Table_1_Adaptation of the binding domain of Lactobacillus acidophilus S-layer protein as a molecular tag for affinity chromatography development.PDF

IntroductionThe S-layer proteins are a class of self-assembling proteins that form bi-dimensional lattices named S-Layer on the cell surface of bacteria and archaea. The protein SlpA, which is the major constituent of the Lactobacillus acidophilus S-layer, contains in its C-terminus region (SlpA284 − 444), a protein domain (named here as SLAPTAG) responsible for the association of SlpA to the bacterial surface. SLAPTAG was adapted for the development of a novel affinity chromatography method: the SLAPTAG-based affinity chromatography (SAC).MethodsProteins with different molecular weights or biochemical functions were fused in-frame to the SLAPTAG and efficiently purified by a Bacillus subtilis-derived affinity matrix (named Bio-Matrix or BM). Different binding and elution conditions were evaluated to establish an optimized protocol.ResultsThe binding equilibrium between SLAPTAG and BM was reached after a few minutes of incubation at 4°C, with an apparent dissociation constant (KD) of 4.3μM. A reporter protein (H6-GFP-SLAPTAG) was used to compare SAC protein purification efficiency against commercial immobilized metal affinity chromatography. No differences in protein purification performance were observed between the two methods. The stability and reusability of the BM were evaluated, and it was found that the matrix remained stable for more than a year. BM could be reused up to five times without a significant loss in performance. Additionally, the recovery of bound SLAP-tagged proteins was explored using proteolysis with a SLAP-tagged version of the HRV-3c protease (SLAPASE). This released the untagged GFP while the cut SLAPTAG and the SLAPASE were retained in the BM. As an alternative, iron nanoparticles were linked to the BM, resulting in BMmag. The BMmag was successfully adapted for a magnetic SAC, a technique with potential applications in high-throughput protein production and purification.DiscussionThe SAC protocol can be adapted as a universal tool for the purification of recombinant proteins. Furthermore, the SAC protocol utilizes simple and low-cost reagents, making it suitable for in-house protein purification systems in laboratories worldwide. This enables the production of pure recombinant proteins for research, diagnosis, and the food industry.

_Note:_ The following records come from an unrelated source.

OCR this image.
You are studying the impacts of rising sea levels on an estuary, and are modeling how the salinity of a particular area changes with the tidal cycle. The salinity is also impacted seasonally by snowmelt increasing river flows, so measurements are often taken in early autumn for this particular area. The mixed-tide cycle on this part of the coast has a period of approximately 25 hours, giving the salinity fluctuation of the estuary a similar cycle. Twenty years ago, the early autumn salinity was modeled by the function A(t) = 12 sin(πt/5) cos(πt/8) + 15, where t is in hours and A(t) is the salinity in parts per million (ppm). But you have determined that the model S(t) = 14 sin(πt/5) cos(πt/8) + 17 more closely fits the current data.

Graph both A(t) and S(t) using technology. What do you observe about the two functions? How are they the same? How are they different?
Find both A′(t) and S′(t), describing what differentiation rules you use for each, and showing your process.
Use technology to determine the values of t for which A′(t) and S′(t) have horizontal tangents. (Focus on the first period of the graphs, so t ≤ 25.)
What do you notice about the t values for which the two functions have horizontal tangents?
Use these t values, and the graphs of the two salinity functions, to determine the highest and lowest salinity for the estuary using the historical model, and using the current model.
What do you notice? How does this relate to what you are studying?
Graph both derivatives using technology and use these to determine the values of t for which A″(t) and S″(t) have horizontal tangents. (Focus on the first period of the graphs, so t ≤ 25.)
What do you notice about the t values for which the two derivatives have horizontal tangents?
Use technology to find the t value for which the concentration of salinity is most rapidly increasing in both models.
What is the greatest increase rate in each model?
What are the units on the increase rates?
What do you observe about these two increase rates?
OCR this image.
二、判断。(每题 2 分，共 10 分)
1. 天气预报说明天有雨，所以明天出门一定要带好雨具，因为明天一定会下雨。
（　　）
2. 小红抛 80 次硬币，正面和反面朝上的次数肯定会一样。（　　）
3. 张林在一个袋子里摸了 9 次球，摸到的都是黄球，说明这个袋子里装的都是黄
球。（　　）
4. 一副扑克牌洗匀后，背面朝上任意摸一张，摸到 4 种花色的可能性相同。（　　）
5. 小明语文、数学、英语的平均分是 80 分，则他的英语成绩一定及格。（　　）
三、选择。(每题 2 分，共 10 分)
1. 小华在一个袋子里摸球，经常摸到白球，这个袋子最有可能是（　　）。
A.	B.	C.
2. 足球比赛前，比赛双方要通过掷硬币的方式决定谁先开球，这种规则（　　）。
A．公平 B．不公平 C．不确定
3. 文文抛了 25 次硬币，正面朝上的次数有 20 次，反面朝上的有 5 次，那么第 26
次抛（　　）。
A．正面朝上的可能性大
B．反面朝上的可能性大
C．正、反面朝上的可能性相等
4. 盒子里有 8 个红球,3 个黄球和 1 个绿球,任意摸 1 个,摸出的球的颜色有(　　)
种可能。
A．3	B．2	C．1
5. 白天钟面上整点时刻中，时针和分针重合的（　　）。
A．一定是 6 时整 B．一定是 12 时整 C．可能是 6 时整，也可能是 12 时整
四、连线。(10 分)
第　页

引言 S层蛋白是一类自组装蛋白，它们在细菌和古菌的细胞表面形成二维晶格，称为S层。蛋白质SlpA，为嗜酸乳杆菌S层的主体成分，在其C端区域（SlpA284 − 444）含有一个负责SlpA与细菌表面结合的蛋白结构域（以下简称SLAPTAG）。SLAPTAG被用于开发一种新型的亲和层析方法：基于SLAPTAG的亲和层析（SAC）。 方法 将不同分子量或生化功能的蛋白质与SLAPTAG在框内融合，并通过来自枯草芽孢杆菌的亲和基质（命名为Bio-Matrix或BM）高效纯化。评估了不同的结合和洗脱条件，以建立优化的协议。 结果 在4°C孵育数分钟后，SLAPTAG与BM之间的结合平衡得以达到，其表观解离常数（KD）为4.3μM。使用报告蛋白（H6-GFP-SLAPTAG）来比较SAC蛋白纯化效率与商业固定化金属亲和层析。两种方法在蛋白纯化性能上未观察到差异。评估了BM的稳定性和可重复使用性，发现该基质在超过一年的时间内保持稳定。BM可重复使用至五次，而性能无明显下降。此外，还探索了使用带有SLAP标签的HRV-3c蛋白酶（SLAPASE）进行蛋白质水解来回收结合的SLAP标记蛋白。这释放了未标记的GFP，而切割的SLAPTAG和SLAPASE则保留在BM中。作为替代方案，将铁纳米颗粒连接到BM上，得到BMmag。BMmag成功地适应了磁性SAC，这是一种在高通量蛋白生产和纯化中具有潜在应用的技术。 讨论 SAC协议可被调整为一种通用的蛋白纯化工具。此外，SAC协议利用简单且低成本的试剂，使其适合全球实验室的内部蛋白纯化系统。这为研究、诊断和食品工业生产纯重组蛋白提供了可能。